The most important factor in physicians’ higher suicide rate is their “fearlessness about the physical ordeal” of death, explained suicidologist Thomas Joiner, PhD, the Robert O. Lawton Professor of Psychology at Florida State University. Humans’ fear of death “is deep in our DNA,” he said. “[Fear is] a huge barrier to death. It happens every day that people are consumed with the idea of suicide up until the very last instant when that fear kicks in and saves them.”
Roston, too, believes fearlessness is the principal factor in the suicide rates of physicians. “No matter what field of medicine you’re in, you’ve had exposure to physical trauma, and that desensitizes you to blood and injury and toxicity,” she said. That is why, she and others noted, police officers, firefighters, EMTs, nurses, and members of the military also have higher than average suicide rates.
Search for solutions
Despite the apparent complexity of the problem, experts suggest down-to-earth solutions such as talking about the problem, normalizing it to dispel the stigma, reaching out to troubled colleagues, and taking care of one another.
One essential step is shining the light of day on the issue through more physicians telling their stories, according to Lynch. “If enough people come forward, there will be more who will be willing to acknowledge their struggles,” he said.
Recognizing that depression is a disease is very important, Young noted. “Try to reduce the stigma and create an environment where [depression] isn’t viewed as a weakness,” he said. That type of environment is the rationale for initiatives such as the Mayo Clinic’s Physician Well-Being Program, which provides resources to promote wellness and fosters personal and organizational approaches to preventing physician distress.
Medical schools and teaching hospitals are actively working to prevent suicides by cultivating a learning environment that is supportive when mental health issues arise. Many are educating students and faculty about the risk factors and warning signs that could precede suicidal thoughts. In addition, there has been a push to screen for fatigue and burnout throughout the education continuum and during medical practice.
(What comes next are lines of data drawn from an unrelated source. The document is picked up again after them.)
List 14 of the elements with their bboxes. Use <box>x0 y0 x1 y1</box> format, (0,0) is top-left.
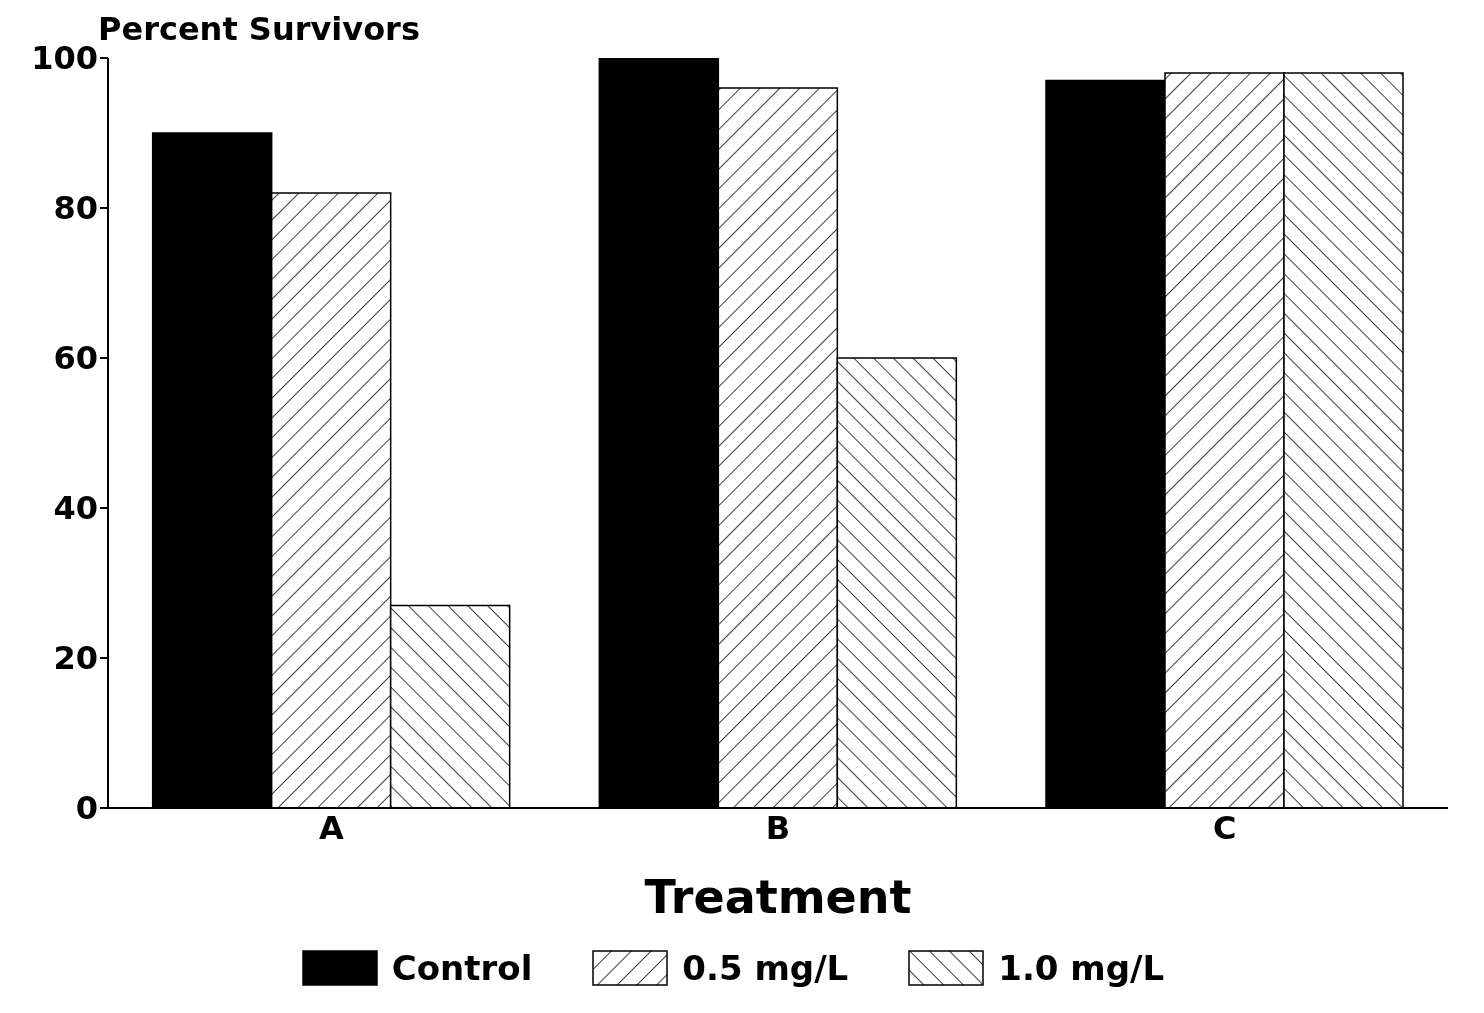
y-axis-title: Percent Survivors <box>98 10 420 48</box>
y-tick-label: 0 <box>75 789 98 828</box>
legend-label: Control <box>391 948 533 988</box>
y-tick-label: 100 <box>31 39 98 78</box>
y-tick-label: 20 <box>53 639 98 678</box>
y-tick-label: 40 <box>53 489 98 528</box>
x-tick-label: B <box>765 808 791 847</box>
legend-label: 1.0 mg/L <box>998 948 1165 988</box>
y-tick-label: 60 <box>53 339 98 378</box>
y-tick-label: 80 <box>53 189 98 228</box>
legend-label: 0.5 mg/L <box>682 948 849 988</box>
x-tick-label: C <box>1212 808 1237 847</box>
x-tick-label: A <box>318 808 344 847</box>
x-axis-title: Treatment <box>644 870 912 924</box>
The Accreditation Council for Graduate Medical Education requires that programs provide confidential counseling for trainees who may be experiencing suicidal ideation. To ensure anonymity, medical schools have implemented policies that separate mental health services from the academic environment.
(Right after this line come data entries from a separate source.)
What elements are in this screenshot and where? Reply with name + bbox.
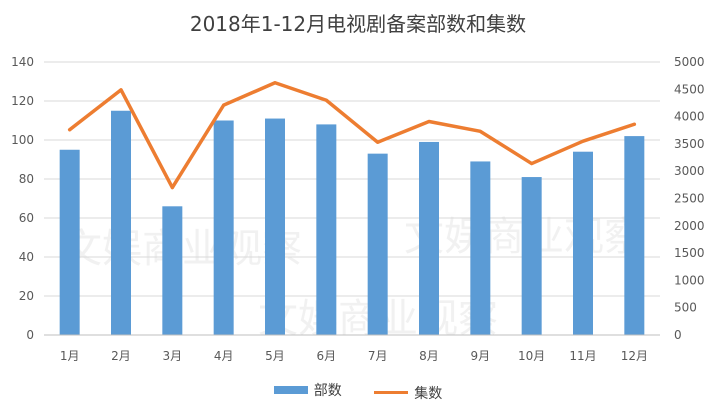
bar-6月 xyxy=(316,124,337,336)
watermark-layer: 文娱商业观察文娱商业观察文娱商业观察 xyxy=(62,214,644,342)
y-left-tick-label: 80 xyxy=(19,172,34,186)
line-point-1月 xyxy=(68,128,72,132)
y-right-tick-label: 500 xyxy=(674,301,697,315)
chart-title: 2018年1-12月电视剧备案部数和集数 xyxy=(189,12,527,36)
x-tick-label: 12月 xyxy=(621,349,648,363)
x-tick-label: 2月 xyxy=(111,349,131,363)
legend: 部数 集数 xyxy=(0,380,716,403)
bar-8月 xyxy=(419,141,439,335)
legend-line-swatch xyxy=(374,391,409,394)
x-tick-label: 6月 xyxy=(317,349,337,363)
line-series-path xyxy=(67,80,637,190)
legend-item-line: 集数 xyxy=(374,383,442,403)
gridlines xyxy=(44,61,660,297)
y-right-tick-label: 1000 xyxy=(674,273,705,287)
x-tick-label: 3月 xyxy=(163,349,183,363)
bar-10月 xyxy=(521,177,542,335)
y-right-tick-label: 2000 xyxy=(674,219,705,233)
line-point-5月 xyxy=(273,81,277,85)
bar-1月 xyxy=(59,149,80,335)
line-series xyxy=(67,80,637,190)
y-left-tick-label: 120 xyxy=(11,94,34,108)
legend-label-line: 集数 xyxy=(414,385,443,402)
x-tick-label: 1月 xyxy=(60,349,80,363)
line-point-8月 xyxy=(427,120,431,124)
x-tick-label: 11月 xyxy=(569,349,596,363)
y-right-tick-label: 4500 xyxy=(674,82,705,96)
x-tick-label: 9月 xyxy=(471,349,491,363)
x-tick-label: 4月 xyxy=(214,349,234,363)
line-point-9月 xyxy=(478,129,482,133)
legend-item-bars: 部数 xyxy=(273,380,342,400)
line-point-11月 xyxy=(581,139,585,143)
line-point-6月 xyxy=(324,98,328,102)
x-tick-label: 8月 xyxy=(419,349,439,363)
line-point-12月 xyxy=(632,122,636,126)
y-right-tick-label: 4000 xyxy=(674,110,705,124)
bar-12月 xyxy=(624,136,645,335)
x-tick-label: 7月 xyxy=(368,349,388,363)
line-point-4月 xyxy=(222,103,226,107)
y-left-tick-label: 0 xyxy=(26,328,34,342)
x-tick-label: 5月 xyxy=(265,349,285,363)
line-point-3月 xyxy=(170,186,174,190)
y-left-tick-label: 40 xyxy=(19,250,34,264)
bar-7月 xyxy=(367,153,388,335)
y-left-tick-label: 20 xyxy=(19,289,34,303)
y-right-tick-label: 2500 xyxy=(674,192,705,206)
line-point-10月 xyxy=(530,162,534,166)
bar-11月 xyxy=(573,151,593,335)
y-right-tick-label: 3000 xyxy=(674,164,705,178)
line-point-7月 xyxy=(376,140,380,144)
bar-9月 xyxy=(470,161,491,335)
y-right-tick-label: 3500 xyxy=(674,137,705,151)
line-point-2月 xyxy=(119,88,123,92)
y-left-tick-label: 140 xyxy=(11,55,34,69)
y-right-tick-label: 0 xyxy=(674,328,682,342)
legend-bar-swatch xyxy=(273,386,308,394)
bar-3月 xyxy=(162,206,183,335)
bar-2月 xyxy=(111,110,131,335)
bar-5月 xyxy=(265,118,285,335)
y-left-tick-label: 60 xyxy=(19,211,34,225)
axes: 0 20 40 60 80 100 120 140 0 500 1000 1500 2000 2500 30… xyxy=(11,55,704,363)
y-left-tick-label: 100 xyxy=(11,133,34,147)
y-right-tick-label: 5000 xyxy=(674,55,705,69)
y-right-tick-label: 1500 xyxy=(674,246,705,260)
bar-series xyxy=(59,110,645,336)
legend-label-bars: 部数 xyxy=(313,383,342,399)
x-tick-label: 10月 xyxy=(518,349,545,363)
bar-4月 xyxy=(213,120,234,335)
Approaches should include “making it clear that [the problem] won’t affect people’s careers and licensing,” Sen observed. Those struggling with depression “often think they’re alone,” he added. “If people would realize that many of their colleagues and friends are going through this as well, they could help support each other in better ways.”
"If people would realize that many of their colleagues and friends are going through this as well, they could help support each other in better ways.”
Srijan Sen, MD, PhD
Such support can be as low-key as asking colleagues if they are okay. Greden compared it to a peer-to-peer model that has been successful in getting military veterans to seek mental health care. “We trust each other, we take care of our own” is the way veterans explain it, Greden said. “These are conditions that are treatable, but not if the person doesn’t get treatment. That’s the biggest hurdle we face.”
The key is “to get people talking, so they realize, ‘Oh, I’m not alone,’” Lynch said. “That first crack in the door can come from anybody they trust. A trust factor has to be part of this.”